In 2015, during the lead-up to the Paris conference on climate change, the U.S. submitted its “Nationally Determined Contribution” committing to reduce emissions 26-28% against 2005 levels by 2025. Last weekend, the G20 Leaders’ Declaration took note of the Trump Administration’s decision to withdraw from the Paris Agreement, confirming that “it will immediately cease the implementation of its current nationally-determined contribution” while underscoring that “the Leaders of the other G20 members state that the Paris Agreement is irreversible.” Through the America’s Pledge initiative, Brown and Bloomberg will work to demonstrate continued climate leadership across U.S. society, and that subnational action can significantly reduce U.S. greenhouse gas emissions at a time of limited federal leadership.

“Today we’re sending a clear message to the world that America’s states, cities and businesses are moving forward with our country’s commitments under the Paris Agreement — with or without Washington,” said Governor Jerry Brown, who was recently named Special Advisor for States and Regions ahead of the United Nations’ 23rd Conference of the Parties to the Framework Convention on Climate Change (COP23).

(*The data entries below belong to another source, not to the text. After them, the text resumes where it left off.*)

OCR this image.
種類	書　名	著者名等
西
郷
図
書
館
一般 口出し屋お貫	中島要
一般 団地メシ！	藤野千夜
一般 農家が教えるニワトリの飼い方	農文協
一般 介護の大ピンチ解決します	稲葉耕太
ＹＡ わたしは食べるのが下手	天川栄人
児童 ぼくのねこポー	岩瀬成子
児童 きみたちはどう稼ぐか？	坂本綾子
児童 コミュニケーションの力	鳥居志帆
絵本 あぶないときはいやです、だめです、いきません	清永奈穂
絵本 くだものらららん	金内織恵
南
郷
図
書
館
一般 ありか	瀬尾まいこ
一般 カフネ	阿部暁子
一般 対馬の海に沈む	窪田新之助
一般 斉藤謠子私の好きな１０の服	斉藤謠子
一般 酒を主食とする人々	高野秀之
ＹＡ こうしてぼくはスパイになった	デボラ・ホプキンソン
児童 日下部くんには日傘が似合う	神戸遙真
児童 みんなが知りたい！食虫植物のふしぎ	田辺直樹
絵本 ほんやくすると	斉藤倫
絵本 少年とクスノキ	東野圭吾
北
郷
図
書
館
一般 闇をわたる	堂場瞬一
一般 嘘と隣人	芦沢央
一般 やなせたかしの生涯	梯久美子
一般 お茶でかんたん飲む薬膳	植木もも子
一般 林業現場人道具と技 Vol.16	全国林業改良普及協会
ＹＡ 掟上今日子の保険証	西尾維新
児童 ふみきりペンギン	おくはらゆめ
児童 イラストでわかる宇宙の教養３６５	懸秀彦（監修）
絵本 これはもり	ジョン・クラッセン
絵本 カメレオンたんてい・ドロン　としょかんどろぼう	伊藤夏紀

Commissioned by Brown and Bloomberg, the Rocky Mountain Institute and the World Resources Institute will jointly lead an inclusive analytical effort supporting America’s Pledge, with involvement by a broad set of stakeholders to be announced later this year. In November, Brown and Bloomberg, along with other U.S. governors, mayors, and business leaders, will compile and showcase existing climate commitments of U.S. subnational and non-state actors at COP23, to be hosted by the Government of Fiji in Bonn, Germany.

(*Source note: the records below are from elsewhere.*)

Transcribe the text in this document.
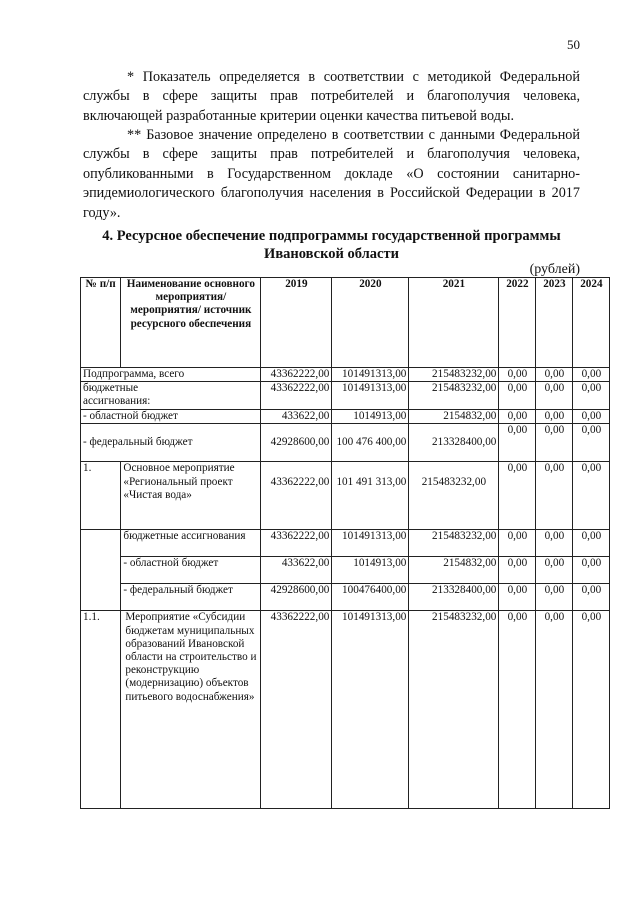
50

* Показатель определяется в соответствии с методикой Федеральной службы в сфере защиты прав потребителей и благополучия человека, включающей разработанные критерии оценки качества питьевой воды.

** Базовое значение определено в соответствии с данными Федеральной службы в сфере защиты прав потребителей и благополучия человека, опубликованными в Государственном докладе «О состоянии санитарно-эпидемиологического благополучия населения в Российской Федерации в 2017 году».

4. Ресурсное обеспечение подпрограммы государственной программы
Ивановской области
(рублей)
№ п/п	Наименование основного мероприятия/ мероприятия/ источник ресурсного обеспечения	2019	2020	2021	2022	2023	2024
Подпрограмма, всего		43362222,00	101491313,00	215483232,00	0,00	0,00	0,00
бюджетные ассигнования:		43362222,00	101491313,00	215483232,00	0,00	0,00	0,00
- областной бюджет		433622,00	1014913,00	2154832,00	0,00	0,00	0,00
- федеральный бюджет		42928600,00	100 476 400,00	213328400,00	0,00	0,00	0,00
1.	Основное мероприятие «Региональный проект «Чистая вода»	43362222,00	101 491 313,00	215483232,00	0,00	0,00	0,00
	бюджетные ассигнования	43362222,00	101491313,00	215483232,00	0,00	0,00	0,00
	- областной бюджет	433622,00	1014913,00	2154832,00	0,00	0,00	0,00
	- федеральный бюджет	42928600,00	100476400,00	213328400,00	0,00	0,00	0,00
1.1.	Мероприятие «Субсидии бюджетам муниципальных образований Ивановской области на строительство и реконструкцию (модернизацию) объектов питьевого водоснабжения»	43362222,00	101491313,00	215483232,00	0,00	0,00	0,00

In addition, the America’s Pledge initiative will work to quantify the aggregate impact of these commitments on projected future emissions, comparing against both a business-as-usual (BAU) trajectory of projected greenhouse gas emissions under likely Trump Administration policies, and the U.S. Nationally Determined Contribution of 26-28% reductions against a 2005 baseline by 2025.

Finally, the America’s Pledge will present a game plan for raising the bar and expanding the map when it comes to non-Party actors driving down U.S. emissions. This set of options, which will highlight the significant levers available to states, cities, and businesses to further reduce U.S. emissions, will serve as a playbook for enhanced ambition among U.S. climate leaders who are committed to meeting America’s commitments under the Paris Agreement.

“I am convinced that to be effective, action to address climate change must be taken at all levels of society, including by mayors, governors, local leaders, chief executive officers and others,” said United Nations Secretary-General António Guterres. “This is demonstrably not an issue that can be addressed by national governments alone. The effort to aggregate and quantify the actions of subnational authorities and non-Party stakeholders in the United States via ‘America’s Pledge’ is welcome.”

Past Press Releases

June 5, 2017
Mike Bloomberg Sends Statement to the United Nations Following Unprecedented Outpouring of Support for Paris Agreement

Leadership

Jerry Brown, Governor of California
Jerry Brown was sworn in as governor of California on January 3, 2011, and was reelected in 2014.
Brown previously was elected governor in 1974 and served two terms, during which time he established the first agricultural labor relations law in the country, started the California Conservation Corp and promoted renewable energy. In 1970, he was elected California secretary of state. Brown began his career as a clerk at the California Supreme Court. In 1998, he reentered politics and was elected mayor of Oakland, serving two terms from 1999 to 2007. Brown founded the Oakland School for the Arts and the Oakland Military Institute.
Michael Bloomberg, Founder of Bloomberg LP and Bloomberg Philanthropies, and three-term mayor of New York City
Michael Bloomberg is the founder of Bloomberg LP, a global media and financial services company. He served as mayor of New York City from 2002-2013, earning a reputation for independence and innovation. In 2014, the UN Secretary-General appointed him Special Envoy for Cities and Climate Change, and he leads the boards of numerous climate-related organizations and is the co-author of “Climate of Hope: How Cities, Businesses, and Citizens Can Save the Planet.” He is one of the world’s most prominent philanthropists, and the environment is one of the five main focus areas of his foundation, Bloomberg Philanthropies.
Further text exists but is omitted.